La división en el CGPJ encalla la decisión de abrir un expediente al juez Peinado
La falta de consenso entre los vocales del Consejo General del Poder Judicial (CGPJ) ha dejado en suspenso la decisión de archivar cinco diligencias informativas que hay abiertas en contra del magistrado Juan Carlos Peinado, instructor de la causa que investiga a la esposa del presidente del Gobierno, Begoña Gómez.
La comisión permanente del máximo órgano de los jueces tenía este martes que decidir sobre si archivar estas investigaciones contra el titular del Juzgado de Instrucción Número 41 de Madrid, tal y como ha propuesto el promotor de la acción disciplinaria –la sección encargada de investigar y promover expedientes disciplinarios contra los jueces–, o expedientar al juez. Pero los miembros del principal órgano de decisión del CGPJ no se han puesto de acuerdo y tendrán que seguir deliberando en los próximos días.
Las quejas contra el juez Peinado fueron interpuestas por la propia comisión permanente, un particular; la asesora de Moncloa de la mujer de Pedro Sánchez, Cristina Álvarez; el grupo municipal Más Madrid y el diputado socialista Guillermo Hita y el ministro de Presidencia, Justicia y Relaciones con las Cortes, Félix Bolaños. Este último aseguró que el instructor actuó de forma «irregular» en su interrogatorio como testigo en el Palacio de la Moncloa.

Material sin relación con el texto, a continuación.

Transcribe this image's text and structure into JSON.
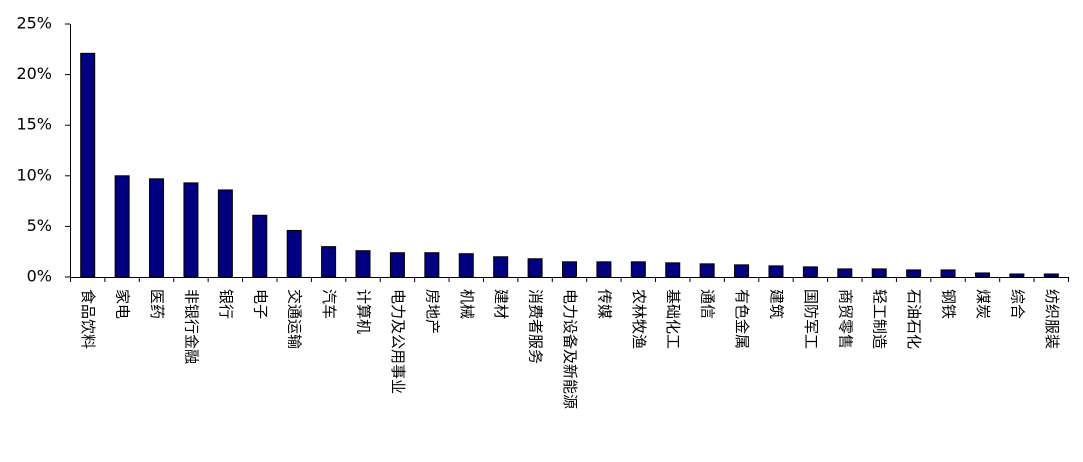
{
  "chart_data": {
    "type": "bar",
    "categories": [
      "食品饮料",
      "家电",
      "医药",
      "非银行金融",
      "银行",
      "电子",
      "交通运输",
      "汽车",
      "计算机",
      "电力及公用事业",
      "房地产",
      "机械",
      "建材",
      "消费者服务",
      "电力设备及新能源",
      "传媒",
      "农林牧渔",
      "基础化工",
      "通信",
      "有色金属",
      "建筑",
      "国防军工",
      "商贸零售",
      "轻工制造",
      "石油石化",
      "钢铁",
      "煤炭",
      "综合",
      "纺织服装"
    ],
    "values": [
      22.1,
      10.0,
      9.7,
      9.3,
      8.6,
      6.1,
      4.6,
      3.0,
      2.6,
      2.4,
      2.4,
      2.3,
      2.0,
      1.8,
      1.5,
      1.5,
      1.5,
      1.4,
      1.3,
      1.2,
      1.1,
      1.0,
      0.8,
      0.8,
      0.7,
      0.7,
      0.4,
      0.3,
      0.3
    ],
    "color": "#000080",
    "ylim": [
      0,
      25
    ],
    "yticks": [
      {
        "value": 0,
        "label": "0%"
      },
      {
        "value": 5,
        "label": "5%"
      },
      {
        "value": 10,
        "label": "10%"
      },
      {
        "value": 15,
        "label": "15%"
      },
      {
        "value": 20,
        "label": "20%"
      },
      {
        "value": 25,
        "label": "25%"
      }
    ],
    "grid": false
  }
}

Sin embargo, la investigación con más importancia es la relativa a las afirmaciones del magistrado en el auto de apertura de juicio oral contra Begoña Gómez sobre que los policías que ejercen de escolta de presidencia podrían ayudarla a fugarse. Se trata de uno de los argumentos con los que el juez Peinado justificó la imposición de medidas cautelares –retirada de pasaporte, prohibición de salida del territorio nacional y obligación de comparecencia quincenal– contra la mujer de Pedro Sánchez.
Estas afirmaciones llevaron a que el CGPJ se reuniera de forma extraordinaria durante dos días para estudiar si abrir o no un expediente disciplinario contra el magistrado.
Así, la propia comisión permanente determinó con los cuatro votos a favor de los vocales progresistas y con el voto de calidad de la presidenta del CGPJ, Isabel Perelló, remitir al promotor de la acción disciplinaria una copia del auto para que decida si las expresiones referidas a las Fuerzas y Cuerpos de Seguridad del Estado eran constitutivas de una falta grave del artículo 418.5 de la Ley Orgánica del Poder Judicial, pese a que los cuatro vocales conservadores se opusieron.
Este artículo regula que, en caso de que haya un «exceso o abuso de autoridad, o falta grave de consideración respecto de los ciudadanos, instituciones, secretarios, médicos forenses o del resto del personal al servicio de la Administración de justicia, de los miembros del Ministerio Fiscal, abogados y procuradores, graduados sociales y funcionarios de la Policía Judicial», el instructor podría enfrentarse a una sanción grave que incluye desde multas de 6.000 euros hasta la propia exclusión de la carrera judicial.
No obstante, los vocales conservadores ya emitieron un voto particular al respecto para advertir de que el CGPJ no era el órgano competente para valorar tal extremo, asegurando que solo podría actuar si así se lo solicitaba el tribunal superior del juzgado en cuestión y que, en caso contrario –como ha ocurrido–, esto supondría una intervención que podría afectar a los principios de independencia judicial y exclusividad.